My calm, cool persona cracks. I fall into the pit of self-loathing. I didn’t come out here for plumbing. I hate vans. I hate travel. I want to be in a tent—a fantasy of escape, nested like a stacking doll within the escape fantasy I’m already living.
My dad thinks I can fix this. I’d rather pay someone than spend an afternoon dealing with this, but the nearest RV servicer I can find is 30 miles away. This is supposed to be our day.
“Let’s take a break,” Hannah says.
—We make a stressful drive north on Highway 89, deep into Tahoe National Forest, away from RV service shops and from cell reception. We spend twenty minutes trying to find a quiet lakeside spot along Prosser Reservoir, but can’t public access. We return to the highway and keep driving, but no spot looks appealing. My phone indicates that we’ll cross the Little Truckee River in seven miles. I’m not comfortable driving that far into the forest with a malfunctioning van, but we do it anyway. My last bar of cell phone service vanishes.
We finally cross the river, and the spot is indeed heavenly: a convenient gravel turnoff, with secluded copses of trees along the banks of a shallow, babbling river.

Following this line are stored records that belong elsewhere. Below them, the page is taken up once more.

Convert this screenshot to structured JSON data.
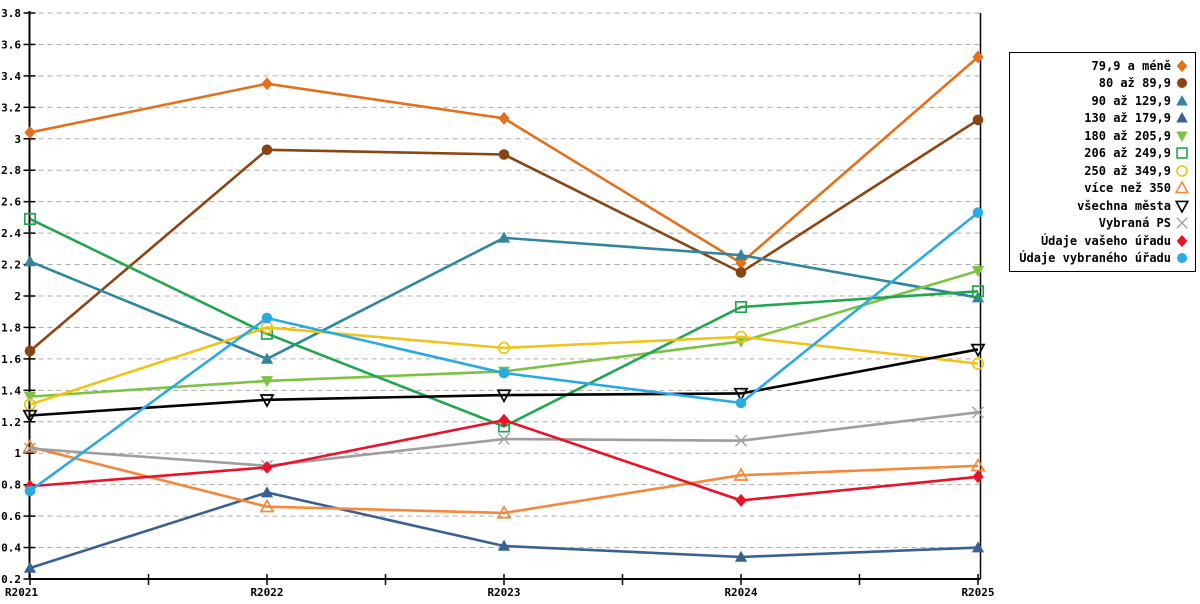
{
  "chart_data": {
    "type": "line",
    "title": "",
    "xlabel": "",
    "ylabel": "",
    "x_categories": [
      "R2021",
      "R2022",
      "R2023",
      "R2024",
      "R2025"
    ],
    "ylim": [
      0.2,
      3.8
    ],
    "y_tick_step": 0.2,
    "y_tick_labels": [
      "0.2",
      "0.4",
      "0.6",
      "0.8",
      "1",
      "1.2",
      "1.4",
      "1.6",
      "1.8",
      "2",
      "2.2",
      "2.4",
      "2.6",
      "2.8",
      "3",
      "3.2",
      "3.4",
      "3.6",
      "3.8"
    ],
    "grid": {
      "horizontal_dashed": true,
      "color": "#ABABAB"
    },
    "legend_position": "top-right",
    "series": [
      {
        "name": "79,9 a méně",
        "marker": "diamond",
        "filled": true,
        "color": "#E2711D",
        "values": [
          3.04,
          3.35,
          3.13,
          2.21,
          3.52
        ]
      },
      {
        "name": "80 až 89,9",
        "marker": "circle",
        "filled": true,
        "color": "#8B4513",
        "values": [
          1.65,
          2.93,
          2.9,
          2.15,
          3.12
        ]
      },
      {
        "name": "90 až 129,9",
        "marker": "triangle-up",
        "filled": true,
        "color": "#31859C",
        "values": [
          2.22,
          1.6,
          2.37,
          2.26,
          1.99
        ]
      },
      {
        "name": "130 až 179,9",
        "marker": "triangle-up",
        "filled": true,
        "color": "#3A6191",
        "values": [
          0.27,
          0.75,
          0.41,
          0.34,
          0.4
        ]
      },
      {
        "name": "180 až 205,9",
        "marker": "triangle-down",
        "filled": true,
        "color": "#7DC243",
        "values": [
          1.36,
          1.46,
          1.52,
          1.71,
          2.16
        ]
      },
      {
        "name": "206 až 249,9",
        "marker": "square",
        "filled": false,
        "color": "#21A64F",
        "values": [
          2.49,
          1.76,
          1.17,
          1.93,
          2.03
        ]
      },
      {
        "name": "250 až 349,9",
        "marker": "circle",
        "filled": false,
        "color": "#F0C317",
        "values": [
          1.31,
          1.8,
          1.67,
          1.74,
          1.57
        ]
      },
      {
        "name": "více než 350",
        "marker": "triangle-up",
        "filled": false,
        "color": "#F5883B",
        "values": [
          1.04,
          0.66,
          0.62,
          0.86,
          0.92
        ]
      },
      {
        "name": "všechna města",
        "marker": "triangle-down",
        "filled": false,
        "color": "#000000",
        "values": [
          1.24,
          1.34,
          1.37,
          1.38,
          1.66
        ]
      },
      {
        "name": "Vybraná PS",
        "marker": "x",
        "filled": false,
        "color": "#9E9E9E",
        "values": [
          1.03,
          0.92,
          1.09,
          1.08,
          1.26
        ]
      },
      {
        "name": "Údaje vašeho úřadu",
        "marker": "diamond",
        "filled": true,
        "color": "#E8132B",
        "values": [
          0.79,
          0.91,
          1.21,
          0.7,
          0.85
        ]
      },
      {
        "name": "Údaje vybraného úřadu",
        "marker": "circle",
        "filled": true,
        "color": "#2BAAE2",
        "values": [
          0.76,
          1.86,
          1.51,
          1.32,
          2.53
        ]
      }
    ]
  }
}
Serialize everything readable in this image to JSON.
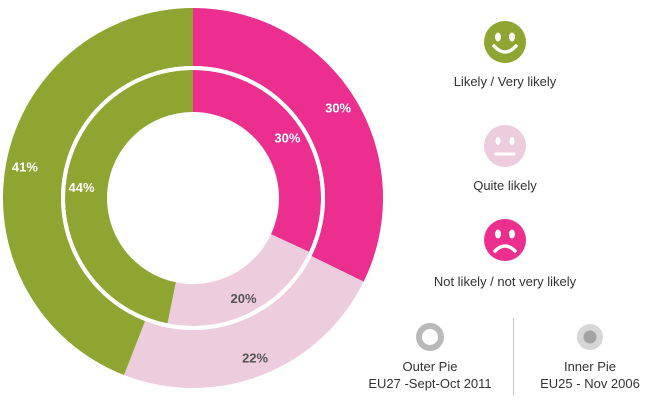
{
  "chart_data": {
    "type": "pie",
    "variant": "nested-donut",
    "categories": [
      "Likely / Very likely",
      "Quite likely",
      "Not likely / not very likely"
    ],
    "colors": [
      "#8fa531",
      "#ecccdd",
      "#ec2e8f"
    ],
    "series": [
      {
        "name": "Outer Pie",
        "values": [
          41,
          22,
          30
        ],
        "labels": [
          "41%",
          "22%",
          "30%"
        ]
      },
      {
        "name": "Inner Pie",
        "values": [
          44,
          20,
          30
        ],
        "labels": [
          "44%",
          "20%",
          "30%"
        ]
      }
    ]
  },
  "legend": [
    {
      "label": "Likely / Very likely",
      "face": "smile",
      "color": "#8fa531"
    },
    {
      "label": "Quite likely",
      "face": "neutral",
      "color": "#ecccdd"
    },
    {
      "label": "Not likely / not very likely",
      "face": "sad",
      "color": "#ec2e8f"
    }
  ],
  "pie_key": {
    "outer": {
      "title": "Outer Pie",
      "subtitle": "EU27 -Sept-Oct 2011"
    },
    "inner": {
      "title": "Inner Pie",
      "subtitle": "EU25 - Nov 2006"
    }
  }
}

We set up camp chairs in the shade and eat our sandwiches. I listen to the silence. Gradually, the dark emotions drain away.
We run a few more experiments. The leak seems minor, it isn’t continuous, and it only manifests when the van is parked at certain angles. We can probably live with it. We’ll stay here for the night, broken plumbing and all.
—A delightful afternoon ensues. Time slows down. I plow through another pages of Macfarlane. Hannah alternates between Love & Will and climber Beth Rodden’s new memoir, about which I will write soon. We have leisurely conversations. The goodness of the day washes over me.
A phrase keeps surfacing in my mind: the earned life. It’s the title of a book by Marshall Goldsmith.
The earned life. I want life to be easy. I’m continually searching for ways to simplify, to eliminate complexities, to carve out time and space to live in a state of permanent fulfillment. It will never be that easy. Life never ceases presenting challenges, twists, and turns. There will always be plumbing.
A well-lived life has to be continually earned, over and over again, moment by moment.
As the sun goes down and Hannah and I button up the van for the night, I feel content. We have earned this afternoon together.